The dismissal without prejudice of Count V, the only count in which Power was involved, did not vindicate Power either on the merits or by a technical defense, such as the statute of limitations. The charge was simply erased in this case because the charge against Power is being litigated by Scotten in other litigation. It was simply unnecessary from the standpoint of sound judicial administration to have the same issue pending in this court. Certainly, a dismissal without prejudice solely because the same charge is being litigated in other presently pending actions does not fall within the underlying purpose of § 145. In Merritt-Chapman Scott Corp. v.
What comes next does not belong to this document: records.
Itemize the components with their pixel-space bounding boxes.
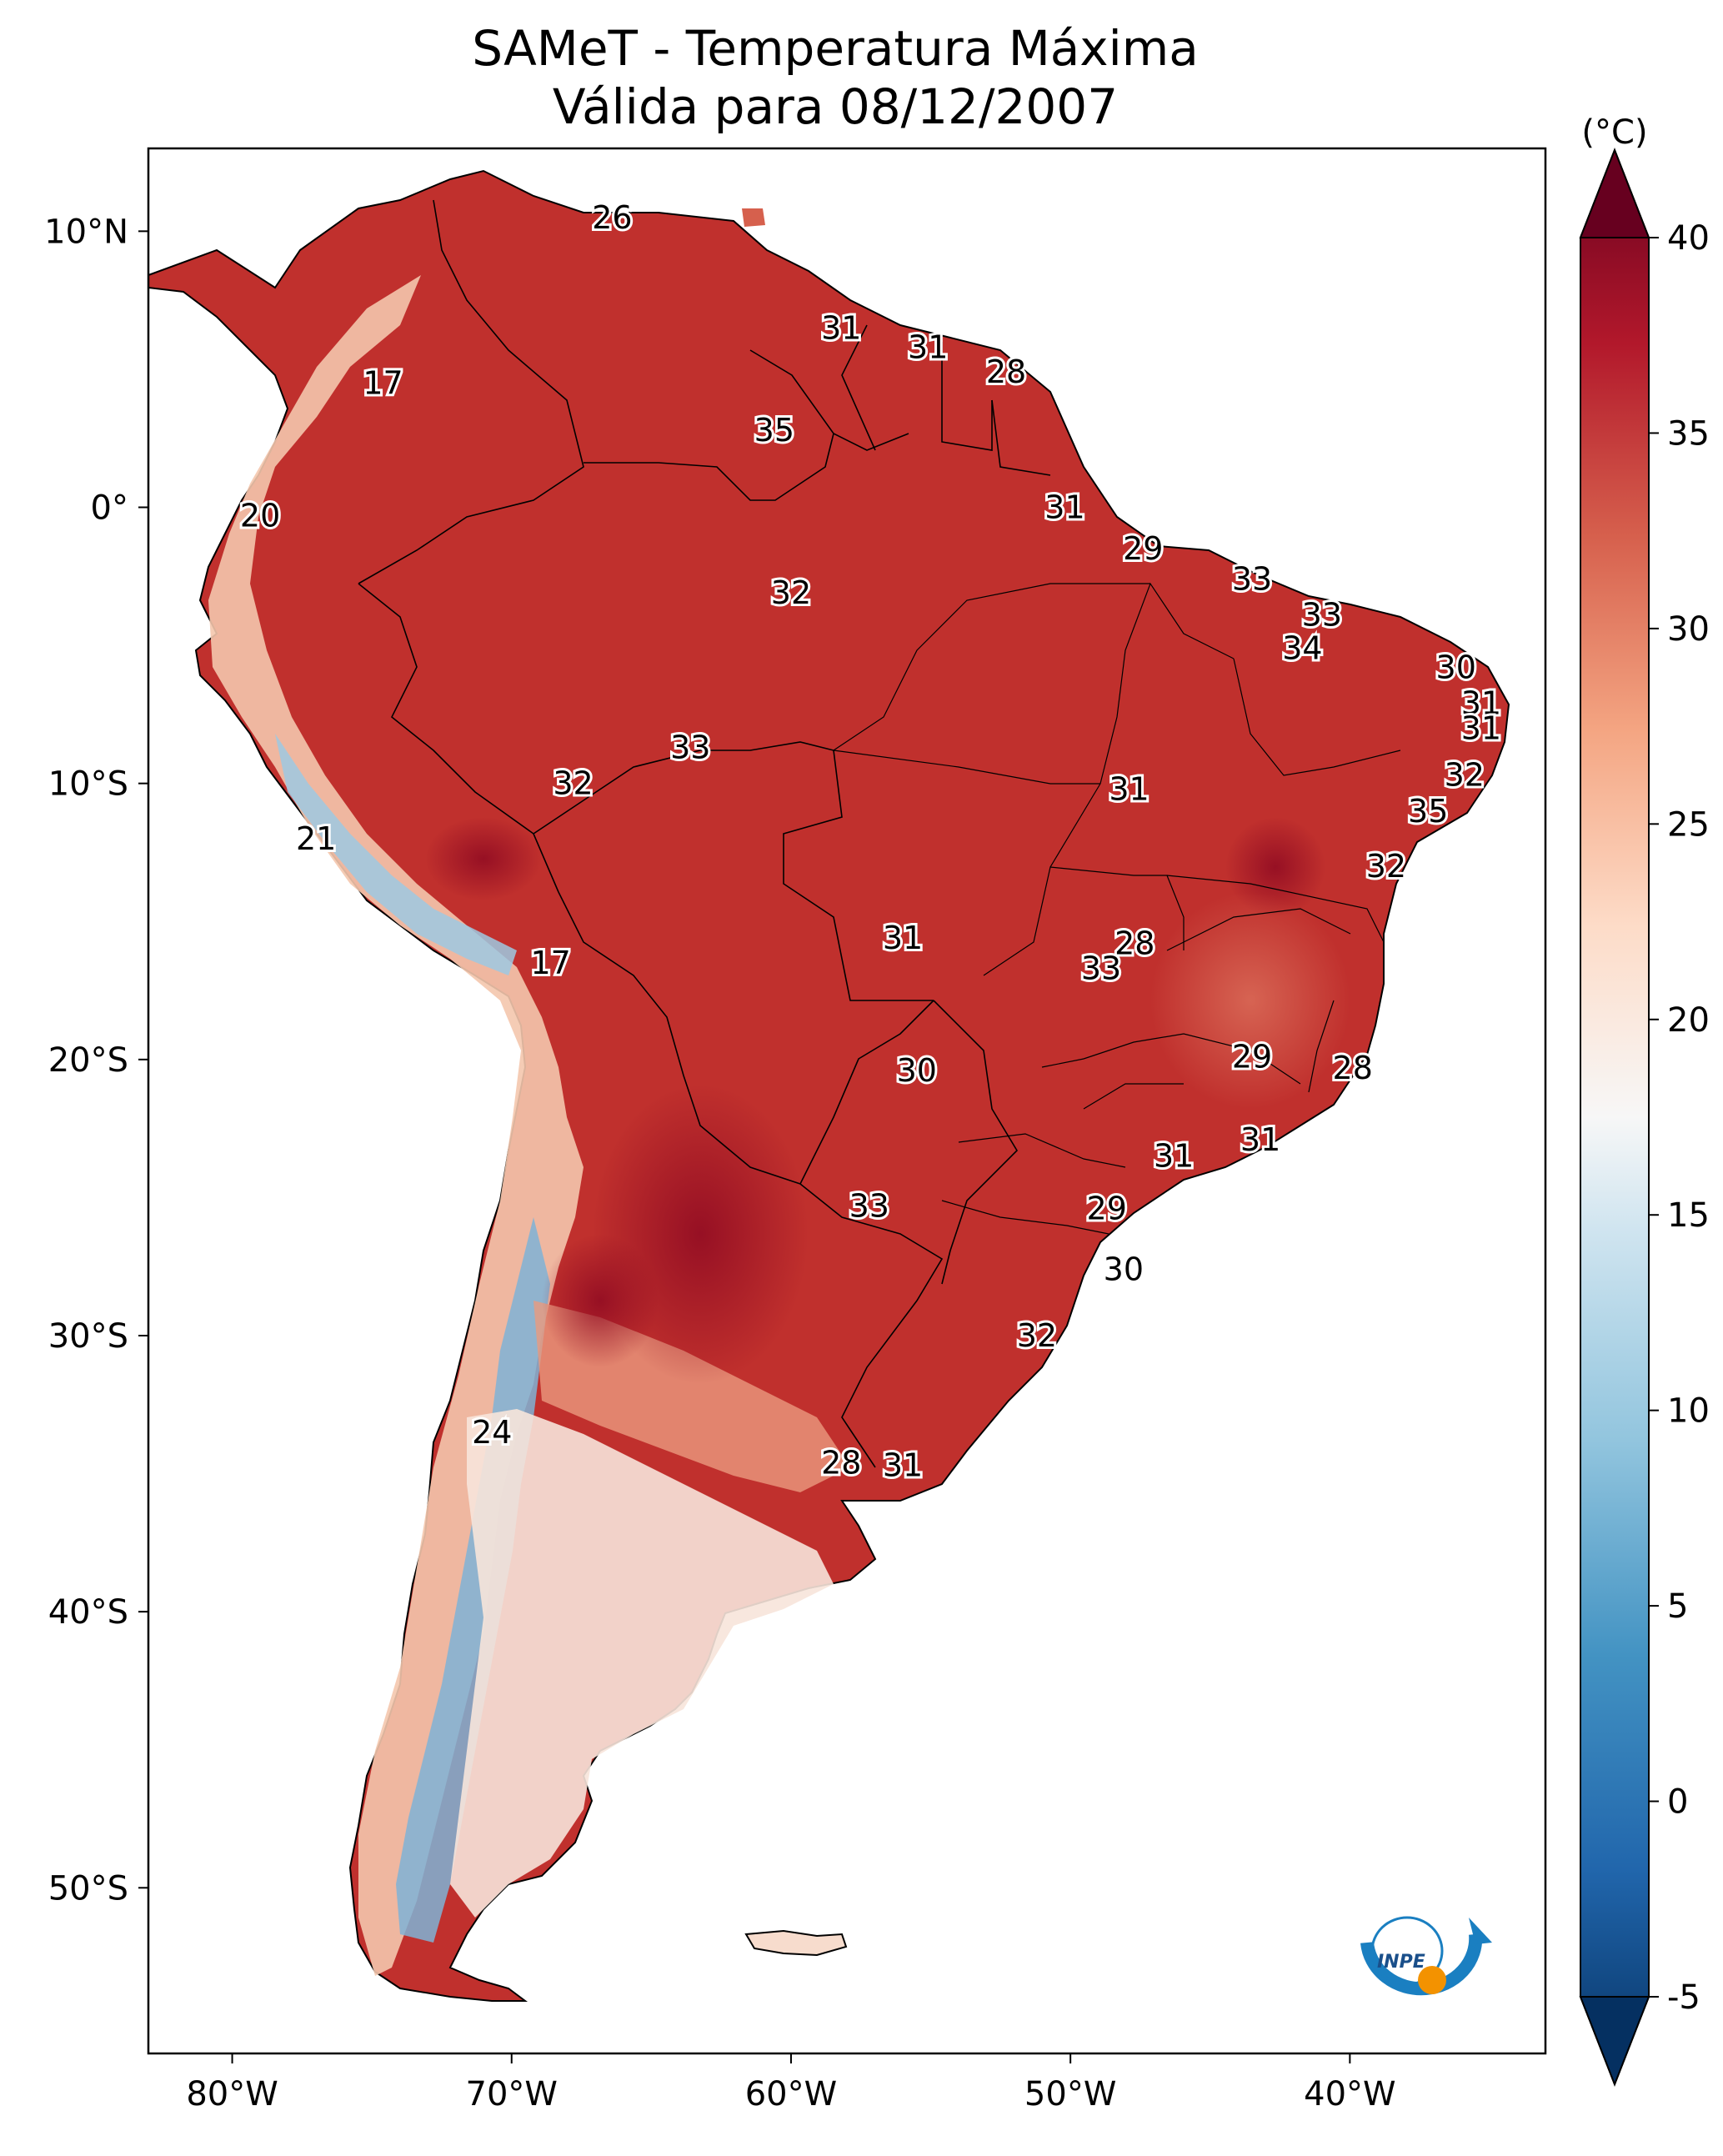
station-value: 31: [883, 1447, 923, 1484]
station-value: 31: [1240, 1121, 1280, 1158]
station-value: 21: [296, 820, 336, 857]
station-value: 31: [883, 920, 923, 956]
lon-tick-label: 50°W: [1024, 2075, 1116, 2113]
longitude-axis: 80°W 70°W 60°W 50°W 40°W: [186, 2053, 1396, 2113]
lon-tick-label: 70°W: [466, 2075, 558, 2113]
station-value: 28: [986, 353, 1026, 390]
station-value: 31: [1154, 1138, 1194, 1175]
station-value: 32: [1366, 848, 1406, 885]
colorbar-tick-label: -5: [1667, 1978, 1700, 2017]
title-line-2: Válida para 08/12/2007: [553, 78, 1118, 135]
latitude-axis: 10°N 0° 10°S 20°S 30°S 40°S 50°S: [44, 213, 148, 1908]
southern-andes-cold: [396, 1217, 550, 1943]
logo-dot: [1418, 1966, 1446, 1994]
inpe-logo: INPE: [1360, 1916, 1492, 1996]
colorbar-extend-min: [1579, 1996, 1650, 2087]
station-value: 33: [1302, 597, 1342, 634]
station-value: 32: [771, 574, 811, 611]
colorbar-tick-label: 10: [1667, 1392, 1710, 1431]
trinidad-island: [742, 208, 765, 227]
station-value: 30: [897, 1052, 937, 1089]
andes-cold-core: [275, 734, 517, 975]
lon-tick-label: 60°W: [745, 2075, 837, 2113]
lat-tick-label: 10°S: [48, 765, 128, 804]
station-value: 29: [1087, 1191, 1127, 1227]
colorbar-extend-max: [1579, 148, 1650, 238]
station-value: 33: [670, 730, 710, 766]
station-value: 31: [1461, 709, 1501, 746]
station-value: 35: [754, 412, 794, 449]
station-value: 29: [1123, 530, 1163, 567]
station-value: 28: [821, 1444, 861, 1481]
colorbar-tick-label: 20: [1667, 1001, 1710, 1040]
logo-arrow-icon: [1469, 1918, 1492, 1944]
station-value: 31: [821, 309, 861, 346]
station-value: 17: [363, 364, 403, 401]
lat-tick-label: 40°S: [48, 1593, 128, 1632]
colorbar-tick-label: 35: [1667, 414, 1710, 453]
map-frame: [147, 147, 1547, 2055]
station-value: 35: [1408, 793, 1448, 830]
station-value: 24: [472, 1414, 512, 1451]
lon-tick-label: 40°W: [1304, 2075, 1395, 2113]
station-value: 32: [1445, 757, 1485, 794]
colorbar-unit: (°C): [1581, 113, 1647, 152]
station-value: 30: [1436, 649, 1476, 686]
station-value: 31: [1044, 489, 1084, 526]
colorbar-ticks: -5 0 5 10 15 20 25 30 35 40: [1649, 219, 1710, 2017]
station-value: 28: [1114, 925, 1155, 962]
lat-tick-label: 30°S: [48, 1317, 128, 1356]
station-value: 31: [1461, 685, 1501, 722]
lat-tick-label: 0°: [91, 489, 128, 528]
country-borders: [358, 199, 1051, 1468]
colorbar-tick-label: 5: [1667, 1587, 1688, 1626]
hotspot-peru: [425, 817, 542, 900]
lat-tick-label: 20°S: [48, 1041, 128, 1080]
hotspot-argentina: [542, 1234, 659, 1367]
logo-ring: [1370, 1916, 1444, 1986]
colorbar-tick-label: 15: [1667, 1196, 1710, 1235]
station-value: 32: [553, 765, 593, 802]
station-value: 28: [1333, 1050, 1373, 1086]
colorbar-gradient: [1580, 148, 1650, 2087]
falkland-islands: [744, 1929, 848, 1957]
colorbar: (°C) -5 0 5 10 15 20 25 30 35 40: [1579, 113, 1710, 2087]
title-line-1: SAMeT - Temperatura Máxima: [472, 20, 1199, 77]
station-value: 32: [1017, 1317, 1057, 1354]
warm-minas: [1150, 892, 1350, 1109]
lon-tick-label: 80°W: [186, 2075, 278, 2113]
logo-text: INPE: [1377, 1952, 1425, 1973]
colorbar-tick-label: 0: [1667, 1783, 1688, 1822]
station-value: 33: [849, 1187, 889, 1224]
station-value: 30: [1104, 1251, 1144, 1288]
station-value: 34: [1282, 629, 1322, 666]
state-borders: [833, 582, 1401, 1235]
station-value: 20: [240, 497, 280, 534]
colorbar-tick-label: 30: [1667, 610, 1710, 649]
station-value: 31: [908, 328, 948, 365]
station-value: 31: [1109, 770, 1149, 807]
station-value: 33: [1081, 950, 1121, 987]
colorbar-tick-label: 25: [1667, 805, 1710, 844]
lat-tick-label: 10°N: [44, 213, 128, 251]
colorbar-tick-label: 40: [1667, 219, 1710, 258]
station-value: 17: [531, 945, 571, 981]
station-value: 29: [1232, 1039, 1272, 1075]
patagonia-light: [450, 1409, 834, 1918]
lat-tick-label: 50°S: [48, 1869, 128, 1908]
station-value: 26: [592, 199, 632, 236]
station-value: 33: [1232, 561, 1272, 598]
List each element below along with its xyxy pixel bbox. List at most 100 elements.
Wolfson, 264 A.2d 358, 360 (Del.Super. 1970), Judge Stiftel wrote.
". . . 8 Del.C. § 145 is a new statute, enacted to clarify its predecessor, 8 Del.C. § 122(10), and to give vindicated directors and others involved in corporate affairs a judicially enforceable right to indemnification." (Emphasis added).
The issue before the Court in Merritt-Chapman was whether success on one theory of liability in an action where the defendants were held liable on other theories was "success on the merits or otherwise" sufficient to entitle defendants to indemnification under § 145(c). In denying defendants' application, the Court held that specific facts of the case must be examined to reach a determination, stating:
"It would be anomalous, indeed, and diametrically opposed to the spirit and purpose of the statute and sound public policy to extend the benefits of indemnification to those defendants under the facts and circumstances of this case." (Id.) (Emphasis added).
The Court concludes here that when a case is dismissed without prejudice so that the same issue may be litigated in another pending case, an indemnification award would be premature and contrary to the spirit of the statute.
This does not, however, foreclose Power from indemnification if he is ultimately successful on the merits or otherwise in having the charge against him dismissed with prejudice in any of the other pending actions. The court which does finally resolve the issue has the authority to award indemnification, if justified under § 145(b) and such an award could include reasonable fees and expenses incurred in defense of the charge contained in Count V of the present litigation. Thus, Power's remedies are effectively preserved by this Court's denial without prejudice of his indemnification.
Accordingly, Power's motion for indemnification will be denied without prejudice.